On their most recent single, “Been Right Here,” which BIIANCO calls “the house music song of the summer,” they collaborated with Carly Wilford and vocalist Li Li to create a nostalgic dance/gospel anthem by challenging themselves in the recording process. Motivated by ’90s/2000s big house anthems and their sampling of gospel vocals, the three artists came up with an innovative way to get exactly the sound they were after:

“We were like, ‘wouldn’t it be sick to make something where everyone asks us: what sample is that? But actually, we recorded it; it’s actually ours that we’ve made sound more vintage. That was the most exciting idea to do in practice. It was 117 vocal tapes; we built a gospel choir with three people. It really is the best thing I’ve ever heard in my life.
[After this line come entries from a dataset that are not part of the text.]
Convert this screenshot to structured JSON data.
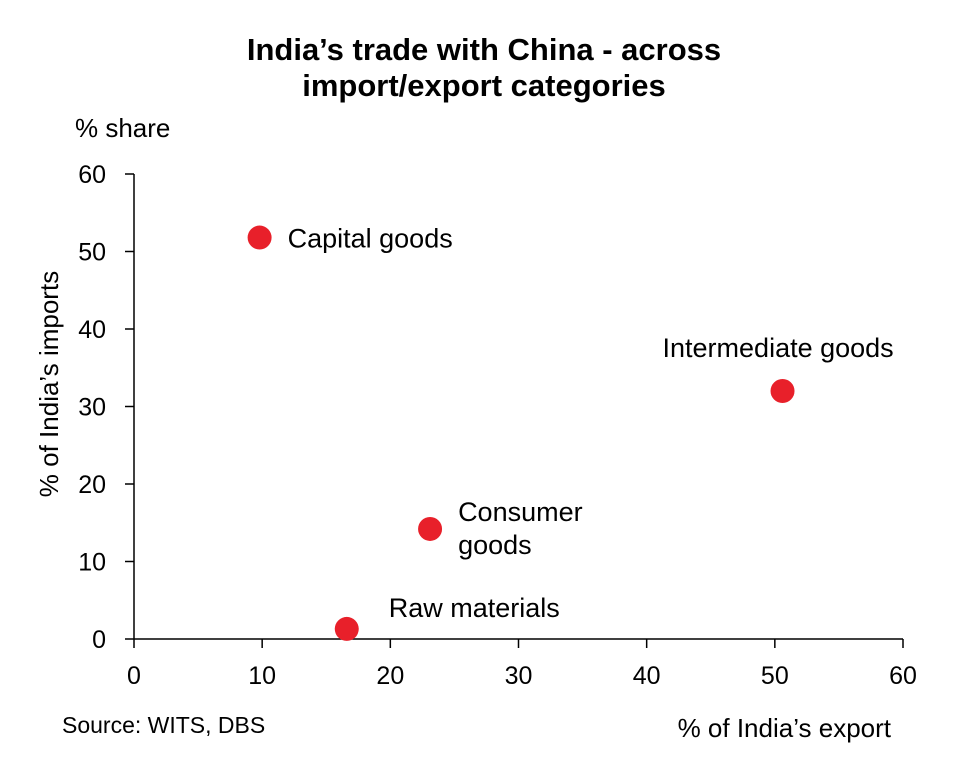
{
  "chart_data": {
    "type": "scatter",
    "title_lines": [
      "India’s trade with China - across",
      "import/export categories"
    ],
    "unit_label": "% share",
    "xlabel": "% of India’s export",
    "ylabel": "% of India’s imports",
    "xlim": [
      0,
      60
    ],
    "ylim": [
      0,
      60
    ],
    "xticks": [
      0,
      10,
      20,
      30,
      40,
      50,
      60
    ],
    "yticks": [
      0,
      10,
      20,
      30,
      40,
      50,
      60
    ],
    "grid": false,
    "marker_color": "#e8202a",
    "points": [
      {
        "label": [
          "Capital goods"
        ],
        "x": 9.8,
        "y": 51.8
      },
      {
        "label": [
          "Intermediate goods"
        ],
        "x": 50.6,
        "y": 32.0
      },
      {
        "label": [
          "Consumer",
          "goods"
        ],
        "x": 23.1,
        "y": 14.2
      },
      {
        "label": [
          "Raw materials"
        ],
        "x": 16.6,
        "y": 1.3
      }
    ],
    "source": "Source: WITS, DBS"
  }
}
There’s this breakdown in it that literally sounds like you’re in 1987 in a South Bronx church; it’s stunning.”

Whether it’s coming up with new song ideas in the middle of a DJ set, sonically reversing time to manifest a needed sample, or moving from their native country to improve their sound, BIIANCO is an innovative, passionate, and much-needed change of pace in the current CDJs across the USA. If you want to catch BIIANCO set the dancefloor ablaze with their arsenal of instruments and hip-shaking grooves, catch them on tour soon.